Tomaselli, New York City: Thanks, Mark. That's a great question, and I think a couple of factors come into play. There may be not only changes in levels of FGF, and we've actually looked at this in one of our animal models pacing tachycardia induced heart failure in the dog, where FGF goes down, but it was also a little difficult for us to explain frankly because most of what went down was a type-B FGF or FHF so that's not the full explanation. It may be that this part of the channel and other parts of the channel are also phosphorylated and differentially phosphorylated in acquired forms of heart disease that may alter calmodulin binding and FHF interactions. Suffice it to say regardless of which way we did this in vitro model we could overcome the increase in late current by overexpressing a type-A FHF, so you're absolutely right. Many factors are contributing and calmodulin and FHF also have other effects on currents particularly sodium currents that I didn't have time to describe. It seems to me that if we're targeting this late current, this is a strategy that at least has some promise.

Arnaout, Boston: So, there are two isoforms of FHF: one with an amino-terminal and one without. Did I understand that there is more of the isoform that doesn't have the amino terminus in human heart versus the mouse?

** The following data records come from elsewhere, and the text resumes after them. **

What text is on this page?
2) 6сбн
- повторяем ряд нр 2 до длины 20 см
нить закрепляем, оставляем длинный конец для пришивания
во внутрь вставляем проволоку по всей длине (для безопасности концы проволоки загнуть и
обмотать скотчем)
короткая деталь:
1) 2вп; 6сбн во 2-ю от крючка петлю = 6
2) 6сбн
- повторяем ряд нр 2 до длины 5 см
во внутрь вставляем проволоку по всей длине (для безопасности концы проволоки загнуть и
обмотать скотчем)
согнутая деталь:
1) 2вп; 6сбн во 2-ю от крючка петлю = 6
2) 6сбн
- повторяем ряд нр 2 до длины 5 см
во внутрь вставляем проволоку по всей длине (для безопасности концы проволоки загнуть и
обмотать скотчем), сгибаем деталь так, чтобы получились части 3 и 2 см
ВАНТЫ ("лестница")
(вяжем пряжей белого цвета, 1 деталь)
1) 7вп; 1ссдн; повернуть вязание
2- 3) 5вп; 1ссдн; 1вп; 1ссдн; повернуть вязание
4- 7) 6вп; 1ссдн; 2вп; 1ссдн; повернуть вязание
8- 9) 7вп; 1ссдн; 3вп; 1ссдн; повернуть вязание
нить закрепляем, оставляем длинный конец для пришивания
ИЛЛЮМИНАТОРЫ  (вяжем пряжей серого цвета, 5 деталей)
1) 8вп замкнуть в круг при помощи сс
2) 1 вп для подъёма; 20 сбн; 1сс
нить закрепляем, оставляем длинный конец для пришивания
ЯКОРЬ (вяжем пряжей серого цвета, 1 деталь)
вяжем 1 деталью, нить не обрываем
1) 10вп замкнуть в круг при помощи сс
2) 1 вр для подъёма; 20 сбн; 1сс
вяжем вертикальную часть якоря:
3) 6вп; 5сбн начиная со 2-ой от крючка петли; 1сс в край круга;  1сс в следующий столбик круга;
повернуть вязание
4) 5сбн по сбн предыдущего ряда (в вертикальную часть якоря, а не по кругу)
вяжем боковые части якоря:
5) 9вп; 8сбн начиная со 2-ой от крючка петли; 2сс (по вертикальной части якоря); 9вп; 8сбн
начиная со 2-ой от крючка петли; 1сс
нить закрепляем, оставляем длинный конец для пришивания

Tomaselli, New York City: Correct. These are in samples that we've acquired from explanted, transplanted human hearts. Not just us but others have shown that FHF, FHF-2-1B seems to be the predominant form at least in hearts that have been sampled. Now whether or not that changes as a function of pathology, for example, is unclear because most of the samples that have demonstrated this are not normal tissue. Obviously, they're tissue from failing hearts. So, yes, you understood it correctly.

Arnaout, Boston: So, it may be that the mouse with 400 heart beats per minute requires the amino terminal isoform of FHF to protect against fatal arrhythmias.

Tomaselli, New York City: That's absolutely a great observation. The channel has to close robustly and quickly in order to maintain a heart rate of an ambulatory heart for a mouse of 400 beats per minute.

Footnotes

Potential Conflicts of Interest: None Disclosed.